Würde mich interessieren, wie Sie persönlich auf derartiges reagierten: jemand nimmt ihre liebsten, persönlichsten Texte, spielt damit Backebackekuchen und Häschenindenhut, der Autor erkennt sich selbst nicht mehr, wird aber an die Leute verfüttert, die alle sagen: Das ist also der Herr Champ! Wo gerade noch ein weißes Karnickel war, da prangt jetzt eine palimpsestöse Wolke von Nichts!

P.S.: "Selbst ... ein Buch zu schreiben"? (Ich wundere mich doch immer wieder wie die netzelaunischen Schreiber glauben von Champ zu ΔMi−1 = −αΣn=1NDi[n][Σjͧ2;C{i}Fji[n − 1] + Fexti[n−1].0815 irgendetwas über ein virtuelles Nirgendwo in Anschauung bringen oder sagen zu können).

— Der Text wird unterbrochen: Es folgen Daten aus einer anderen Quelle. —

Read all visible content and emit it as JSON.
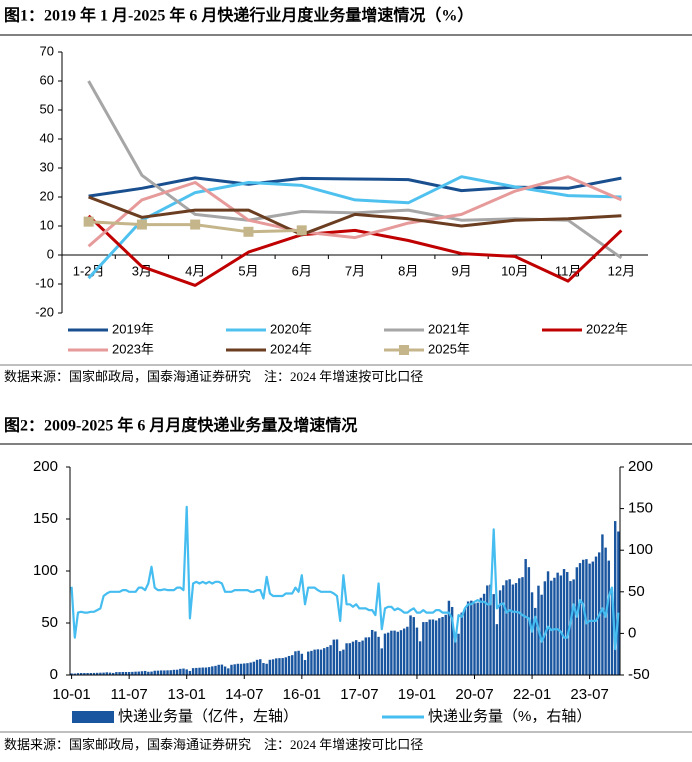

Antwort auf einen früheren Beitrag vom 08.08.2013, 13:20:00 GMT+2
Helga Köller meint:
danke für diesen Beitrag! Ich konnte mir ein Lächeln nicht verkneifen (was bitte positiv zu werten ist). Die Übersetzungsleistung betreffend, ist wohl alles gesagt, dennoch ist eine Formulierung hängengeblieben, die mir noch immer eine Gänsehaut beschert, und nicht unerwähnt bleiben darf: "Sein einer Arm ..." "Ihr einer Fuß ..." Ich meine in Wolf Schneiders "Deutsch für Profis - Wege zu gutem Stil" gelesen zu haben, dass das schlechtes Deutsch ist. So etwas hatte ich vorher weder gehört noch gelesen, es klingt einfach grauenvoll.
Ich für meinen Teil habe hiermit sprachlich imperfektionistisch fertig, wünsche Ihnen aber dennoch einen schönen Tag, Herr Champ :)

Veröffentlicht am 19.08.2013, 08:24:05 GMT+2
Lieber M.K. Sie haben ja sowas von recht. Man kommt sich irgendwie vor wie in einem Bastei-Lübbe Buch. Dort im Billigverlag ist so eine schlampige Übersetzung ja auch üblich. Ich war auch verärgert, daß Rowohlt so schlampt.